Canadian film director

Andrew James Knight (November 23, 1961 – April 11, 2008) was a Canadian animator, film and television director, voice actor, and creator of Ned's Newt, Pig City and Get Ed.

==Life and career==
Andy Knight was born in Pembroke, Ontario, the son of Geoffrey and Betty Knight, and has two older siblings, Fiona Knight-Gagné and Peter Knight.

Knight's entry into the animation industry was with Gaumont in Paris. During his time in France he worked on a number of film and television projects, including the Inspector Gadget series. In 1989, he moved to London, as Creative Director of the Passion Pictures studio. In 1992, he and his wife, Linzi, struck out on their own, founding Red Rover Studios in the UK. In 1996, they were persuaded to open the Disney Canada studio in Toronto, to which they agreed on condition that The Walt Disney Company finance the move of Red Rover to Toronto, as well.
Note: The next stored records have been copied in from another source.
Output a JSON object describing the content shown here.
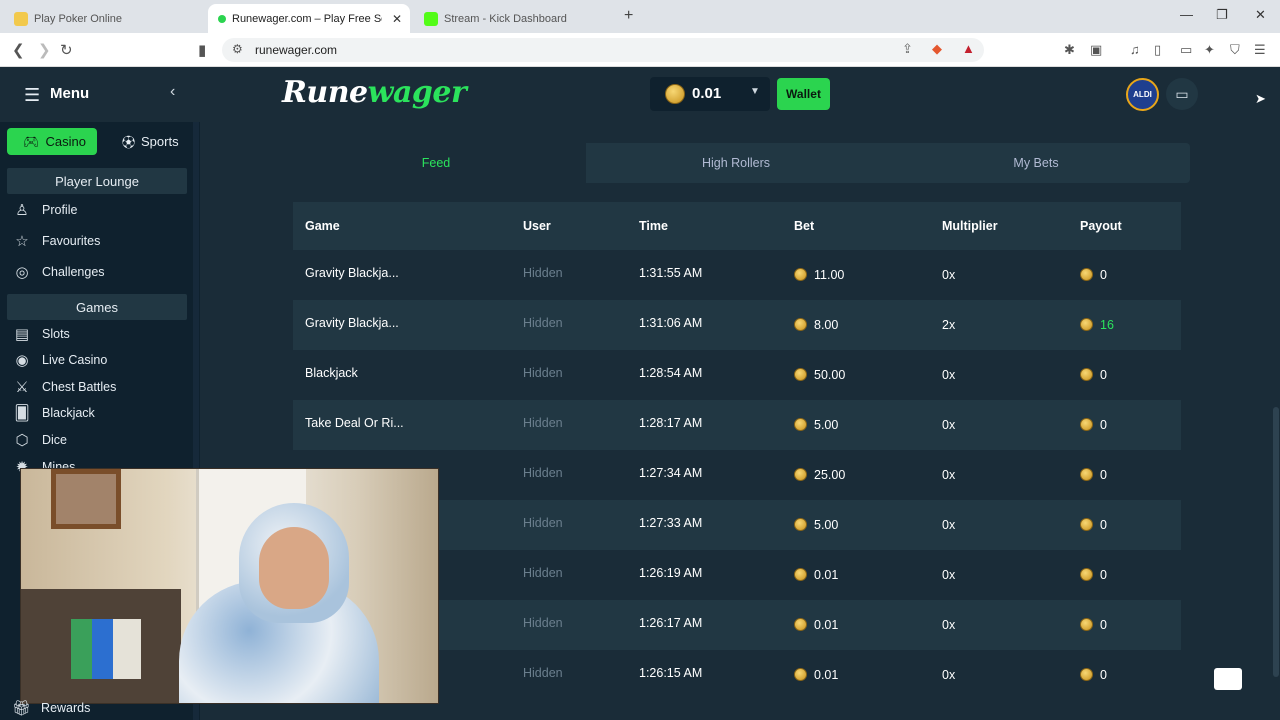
{
  "browser": {
    "tabs": [
      {
        "title": "Play Poker Online",
        "color": "#f2c94c"
      },
      {
        "title": "Runewager.com – Play Free Soci",
        "color": "#2bd44f"
      },
      {
        "title": "Stream - Kick Dashboard",
        "color": "#53fc18"
      }
    ],
    "url": "runewager.com"
  },
  "header": {
    "menu_label": "Menu",
    "logo_part1": "Rune",
    "logo_part2": "wager",
    "balance": "0.01",
    "wallet_label": "Wallet",
    "avatar_text": "ALDI"
  },
  "sidebar": {
    "casino_label": "Casino",
    "sports_label": "Sports",
    "player_lounge": "Player Lounge",
    "lounge_items": [
      "Profile",
      "Favourites",
      "Challenges"
    ],
    "games_head": "Games",
    "game_items": [
      "Slots",
      "Live Casino",
      "Chest Battles",
      "Blackjack",
      "Dice",
      "Mines"
    ],
    "rewards_label": "Rewards"
  },
  "feed": {
    "tabs": [
      "Feed",
      "High Rollers",
      "My Bets"
    ],
    "columns": [
      "Game",
      "User",
      "Time",
      "Bet",
      "Multiplier",
      "Payout"
    ],
    "rows": [
      {
        "game": "Gravity Blackja...",
        "user": "Hidden",
        "time": "1:31:55 AM",
        "bet": "11.00",
        "mult": "0x",
        "payout": "0"
      },
      {
        "game": "Gravity Blackja...",
        "user": "Hidden",
        "time": "1:31:06 AM",
        "bet": "8.00",
        "mult": "2x",
        "payout": "16"
      },
      {
        "game": "Blackjack",
        "user": "Hidden",
        "time": "1:28:54 AM",
        "bet": "50.00",
        "mult": "0x",
        "payout": "0"
      },
      {
        "game": "Take Deal Or Ri...",
        "user": "Hidden",
        "time": "1:28:17 AM",
        "bet": "5.00",
        "mult": "0x",
        "payout": "0"
      },
      {
        "game": "",
        "user": "Hidden",
        "time": "1:27:34 AM",
        "bet": "25.00",
        "mult": "0x",
        "payout": "0"
      },
      {
        "game": "",
        "user": "Hidden",
        "time": "1:27:33 AM",
        "bet": "5.00",
        "mult": "0x",
        "payout": "0"
      },
      {
        "game": "",
        "user": "Hidden",
        "time": "1:26:19 AM",
        "bet": "0.01",
        "mult": "0x",
        "payout": "0"
      },
      {
        "game": "",
        "user": "Hidden",
        "time": "1:26:17 AM",
        "bet": "0.01",
        "mult": "0x",
        "payout": "0"
      },
      {
        "game": "",
        "user": "Hidden",
        "time": "1:26:15 AM",
        "bet": "0.01",
        "mult": "0x",
        "payout": "0"
      }
    ]
  },
  "colors": {
    "accent_green": "#2be35c",
    "panel": "#213743",
    "background": "#1a2c38",
    "sidebar": "#0f212e"
  }
}
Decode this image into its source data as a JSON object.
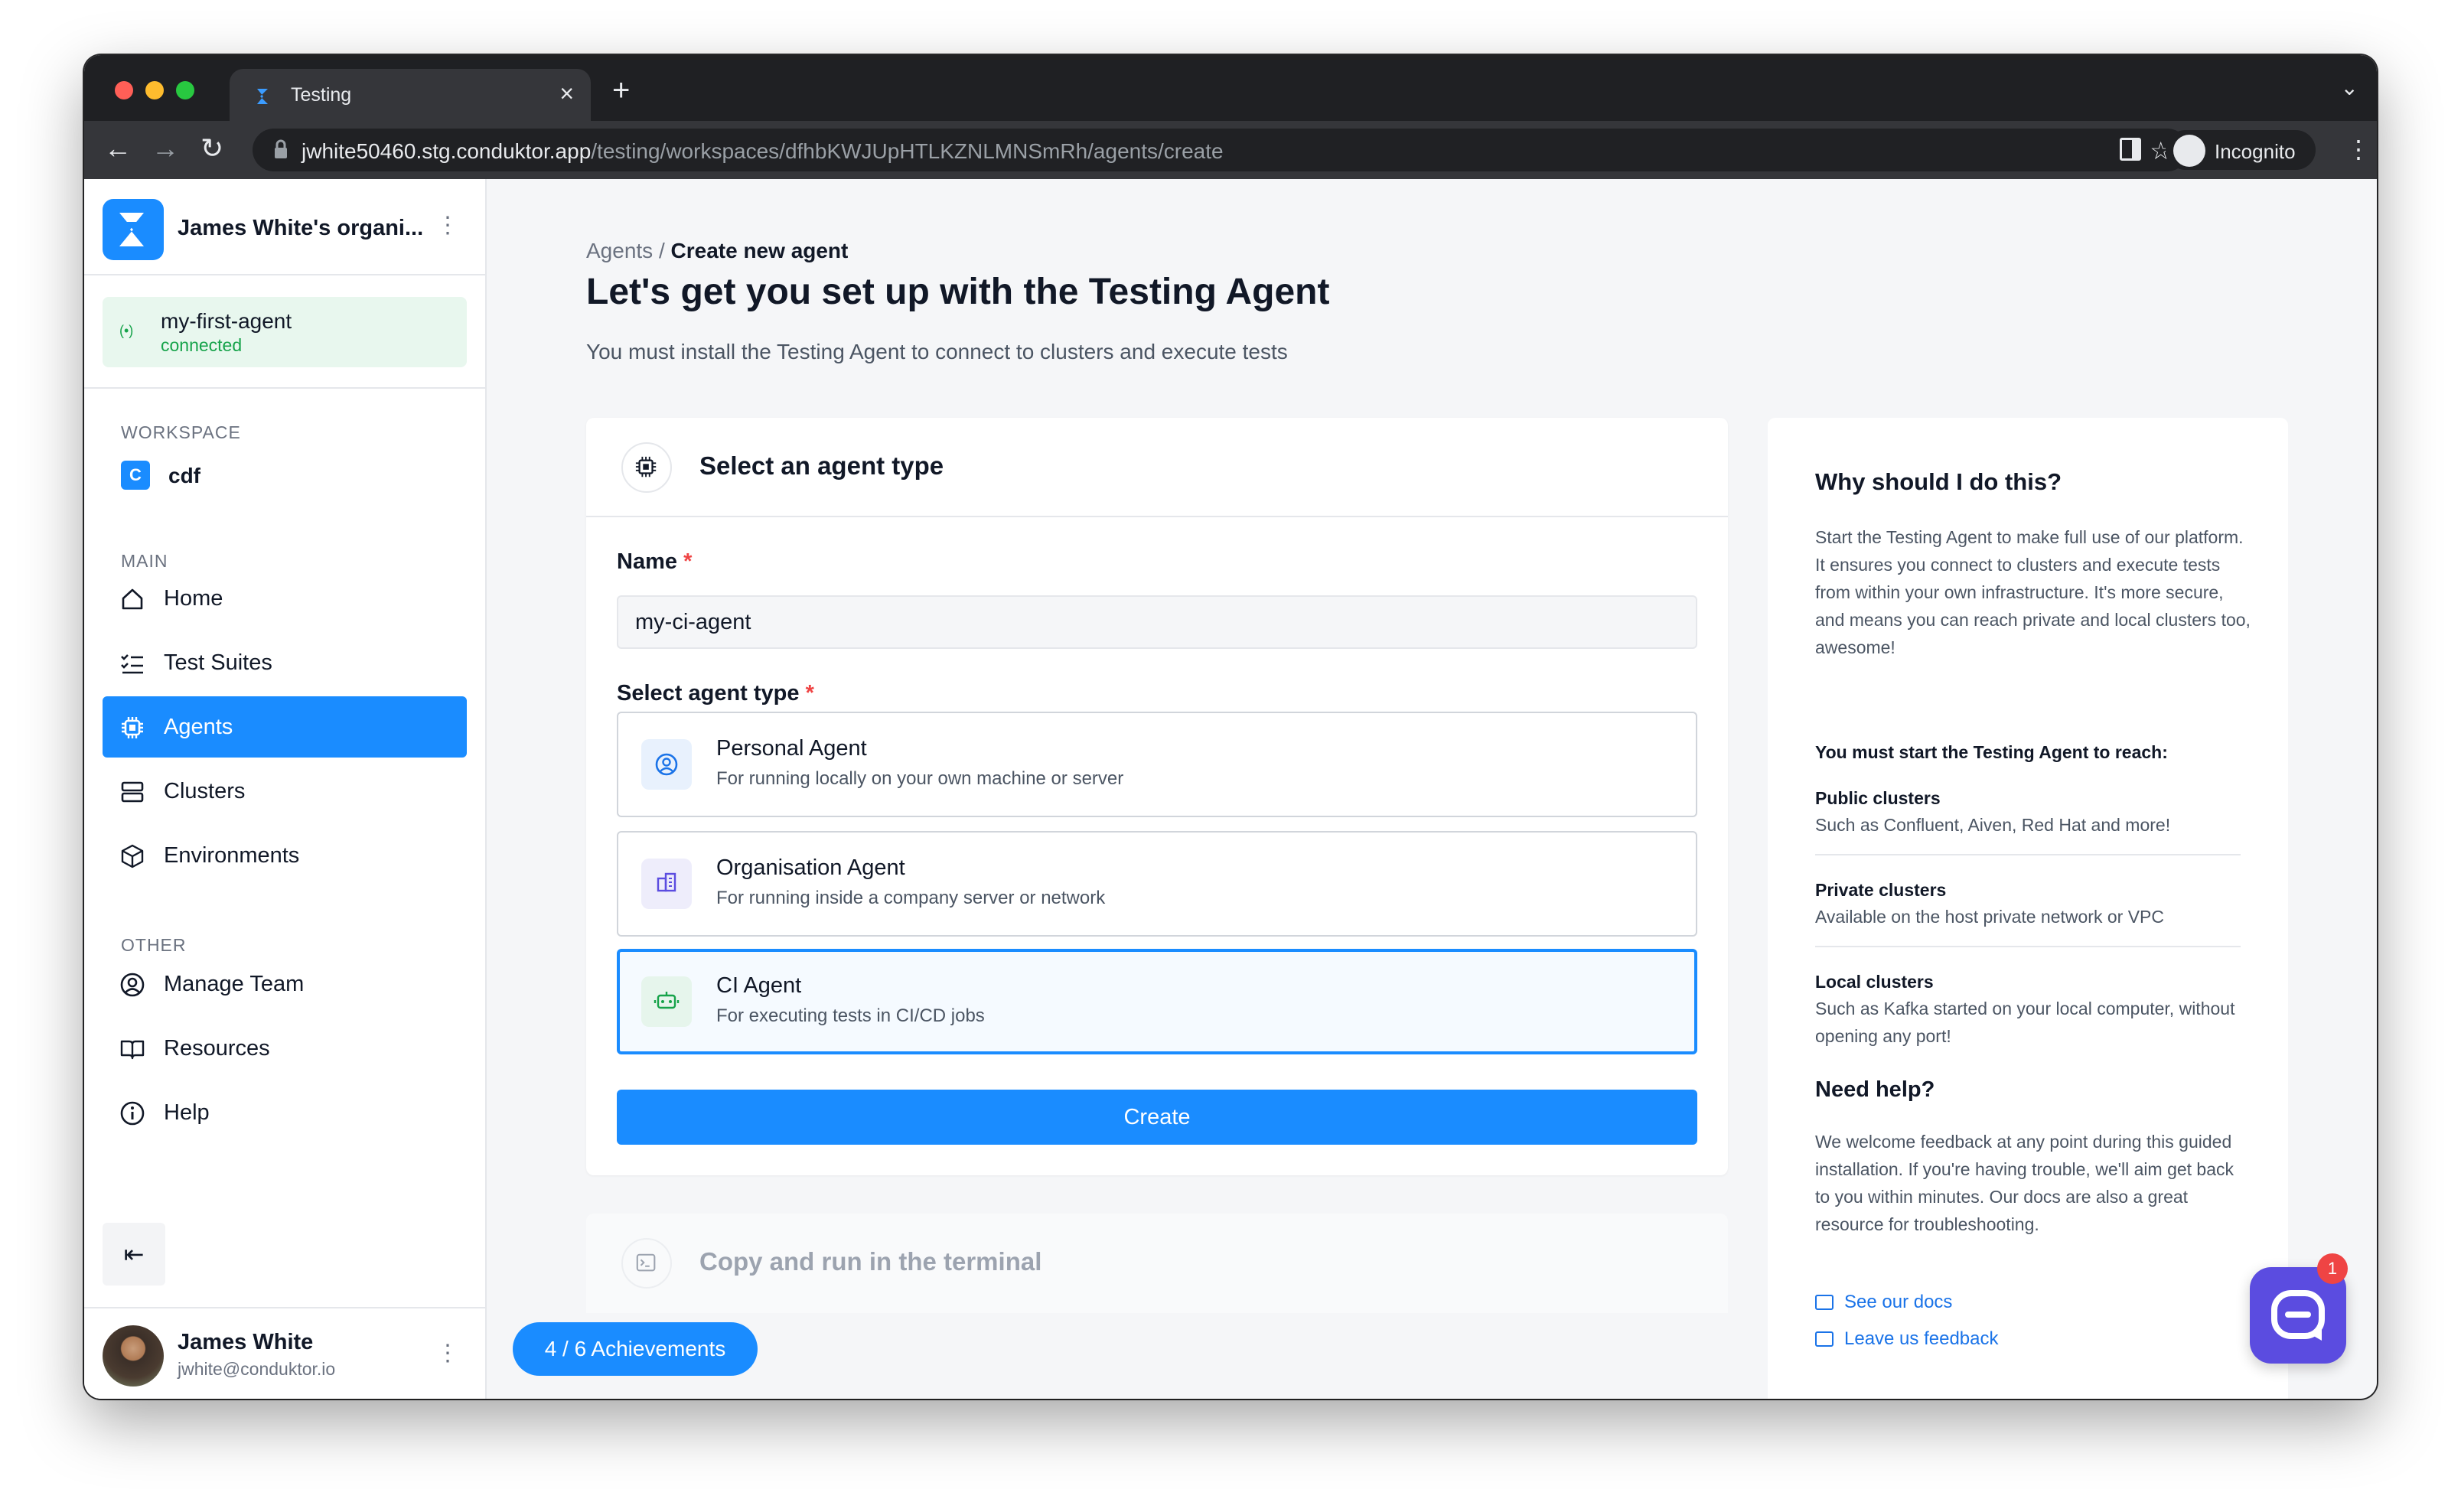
{
  "browser": {
    "tab_title": "Testing",
    "new_tab": "+",
    "url_host": "jwhite50460.stg.conduktor.app",
    "url_path": "/testing/workspaces/dfhbKWJUpHTLKZNLMNSmRh/agents/create",
    "profile_label": "Incognito"
  },
  "sidebar": {
    "org_name": "James White's organi...",
    "agent": {
      "name": "my-first-agent",
      "status": "connected"
    },
    "workspace_group": "WORKSPACE",
    "workspace": {
      "badge": "C",
      "name": "cdf"
    },
    "main_group": "MAIN",
    "main_items": [
      {
        "label": "Home",
        "icon": "home-icon"
      },
      {
        "label": "Test Suites",
        "icon": "checklist-icon"
      },
      {
        "label": "Agents",
        "icon": "chip-icon"
      },
      {
        "label": "Clusters",
        "icon": "server-icon"
      },
      {
        "label": "Environments",
        "icon": "cube-icon"
      }
    ],
    "other_group": "OTHER",
    "other_items": [
      {
        "label": "Manage Team",
        "icon": "user-circle-icon"
      },
      {
        "label": "Resources",
        "icon": "book-icon"
      },
      {
        "label": "Help",
        "icon": "info-icon"
      }
    ],
    "collapse_icon": "⇤",
    "user": {
      "name": "James White",
      "email": "jwhite@conduktor.io"
    }
  },
  "main": {
    "breadcrumb_parent": "Agents",
    "breadcrumb_sep": " / ",
    "breadcrumb_current": "Create new agent",
    "title": "Let's get you set up with the Testing Agent",
    "subtitle": "You must install the Testing Agent to connect to clusters and execute tests",
    "card_title": "Select an agent type",
    "name_label": "Name",
    "name_value": "my-ci-agent",
    "type_label": "Select agent type",
    "required_mark": "*",
    "options": [
      {
        "title": "Personal Agent",
        "desc": "For running locally on your own machine or server"
      },
      {
        "title": "Organisation Agent",
        "desc": "For running inside a company server or network"
      },
      {
        "title": "CI Agent",
        "desc": "For executing tests in CI/CD jobs"
      }
    ],
    "selected_option": "CI Agent",
    "create_label": "Create",
    "step2_title": "Copy and run in the terminal",
    "achievements": "4 / 6 Achievements"
  },
  "help_panel": {
    "title": "Why should I do this?",
    "body": "Start the Testing Agent to make full use of our platform. It ensures you connect to clusters and execute tests from within your own infrastructure. It's more secure, and means you can reach private and local clusters too, awesome!",
    "reach_title": "You must start the Testing Agent to reach:",
    "reach_items": [
      {
        "title": "Public clusters",
        "desc": "Such as Confluent, Aiven, Red Hat and more!"
      },
      {
        "title": "Private clusters",
        "desc": "Available on the host private network or VPC"
      },
      {
        "title": "Local clusters",
        "desc": "Such as Kafka started on your local computer, without opening any port!"
      }
    ],
    "help_title": "Need help?",
    "help_body": "We welcome feedback at any point during this guided installation. If you're having trouble, we'll aim get back to you within minutes. Our docs are also a great resource for troubleshooting.",
    "link_docs": "See our docs",
    "link_feedback": "Leave us feedback"
  },
  "chat": {
    "badge_count": "1"
  },
  "colors": {
    "accent": "#1a8cff",
    "success": "#16a34a",
    "required": "#ef4444",
    "chat": "#5b4ce0"
  }
}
Over the years, among a large amount of work, he contributed to three Asterix films as a storyboard artist and supervisor, was animation director for DreamWorks' 2D-animated production Joseph: King of Dreams (2000), directed the Disney animated holiday film Beauty and the Beast: The Enchanted Christmas, and was the writer/director of the BAFTA- and Annie Award-nominated 2003 short Plumber. In addition, he created, developed, wrote, animated and directed many award-winning commercial and television projects, including the animated series Ned's Newt (Nelvana), Pig City (CinéGroupe), and Get Ed (Jetix).

==Death==
Knight died of a stroke on April 11, 2008.

According to the Canadian Film Centre, his wife and partner, Linzi, who was a 2010 alumnus of its film director program, has also passed away.